Deixemos esta imagem de Homero vibrar um pouco enquanto pensamos no Programa de Turismo Social que o SESC São Paulo desenvolve desde 1948. Neste dossiê, apresentamos como nossas idéias evoluíram e como nossos antigos objetivos de recuperação psicossomática do comerciário, nas Colônias de Férias, foram transformados até hoje, mostrando que não apenas modernizamos os nossos equipamentos de lazer mas, sobretudo, os conceitos que orientam a nossa ação. Para o SESC SP, o turismo social é parte de um contexto maior – a educação permanente, no qual se integra a outros programas das áreas de cultura, esportes, saúde e meio ambiente. Ou seja, o turismo no SESC SP é um meio para despertarmos a consciência histórica, ecológica e comunitária não apenas dos viajantes, mas também dos anfitriões e das empresas que fazem parte deste processo de contatos e trocas simbólicas e materiais que ocorrem nesta ampla vivência turística compromissada com a sustentabilidade social. Tal conceito advém do principal objetivo do SESC: a democratização e difusão dos bens e patrimônios socioculturais contemporâneos.

Democratizar o acesso a um lugar não é criar preços convidativos para que todos possam viajar e, por vezes viajar mais de uma vez.
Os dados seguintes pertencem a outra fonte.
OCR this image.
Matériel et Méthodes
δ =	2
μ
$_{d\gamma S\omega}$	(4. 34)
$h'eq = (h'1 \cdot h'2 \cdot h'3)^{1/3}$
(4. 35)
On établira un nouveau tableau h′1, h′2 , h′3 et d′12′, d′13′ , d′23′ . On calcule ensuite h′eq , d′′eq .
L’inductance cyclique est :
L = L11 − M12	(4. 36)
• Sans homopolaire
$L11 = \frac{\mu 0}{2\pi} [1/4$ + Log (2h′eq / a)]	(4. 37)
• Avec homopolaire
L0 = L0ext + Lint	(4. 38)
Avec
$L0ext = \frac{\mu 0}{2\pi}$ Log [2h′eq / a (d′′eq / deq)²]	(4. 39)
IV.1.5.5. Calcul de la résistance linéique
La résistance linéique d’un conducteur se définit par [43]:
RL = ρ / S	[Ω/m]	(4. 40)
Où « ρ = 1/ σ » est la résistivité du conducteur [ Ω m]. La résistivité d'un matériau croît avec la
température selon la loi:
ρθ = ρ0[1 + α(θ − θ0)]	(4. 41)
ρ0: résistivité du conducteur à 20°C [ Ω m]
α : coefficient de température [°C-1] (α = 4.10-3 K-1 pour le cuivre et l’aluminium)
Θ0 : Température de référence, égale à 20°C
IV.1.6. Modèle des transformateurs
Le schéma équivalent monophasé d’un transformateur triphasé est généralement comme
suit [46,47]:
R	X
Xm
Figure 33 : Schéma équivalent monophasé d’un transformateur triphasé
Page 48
Não se trata só de um valor qualitativo; olhar pelo viés de alguém que "consome" uma viagem seria uma idéia muito enviesada e limitada. Democratizar o turismo é diversificá-lo, qualificando a sua experiência. Democratizar um lugar é criarmos cumplicidade com ele, entendendo-o como espaço público, habitado e fruído por uma ampla e espessa rede de atores sociais e fatores ambientais em permanente tensão, em busca de equilíbrio. Assim, o exercício democrático do turismo envolve escolhas responsáveis da instituição e um permanente exercício de formação do público para a co-responsabilidade da experiência – por isso, o conceito de turismo do SESC SP é político e educativo.

Pois o turismo que propomos não é o turismo que reproduz a vertigem do trabalho no mundo contemporâneo, ou que preconiza um escapismo dele para um mundo fantasioso de ilusões, mitos e magia. Ulisses viajou em busca do logos, da linguagem, do conhecimento! O turismo social propõe uma outra qualidade de deslocamentos: aqueles que são experimentados pela fruição da cultura, da solidariedade e das paisagens não apenas físicas, mas também humanas. Deslocamentos pelos quais a beleza convida à contemplação, ao conhecimento e ao reconhecimento, ou seja, a beleza é constituinte da identidade e se constrói nas idas e vindas, de dentro para fora e de fora para dentro. No SESC SP, nós também nos preocupamos com a volta, com os viajados, pois aqueles que viajam conosco também são os mesmos que conversamos pelos corredores, no dia-a-dia, de nossas unidades. E assim vamos seguindo, descobrindo que viajar é criar uma predisposição para um permanente processo de volta. Sim, as voltas é que são profundamente transformadoras, e não simplesmente as idas. Pois, como dizia Caieiro: "Não é do navio, é de nós, que sentimos saudade".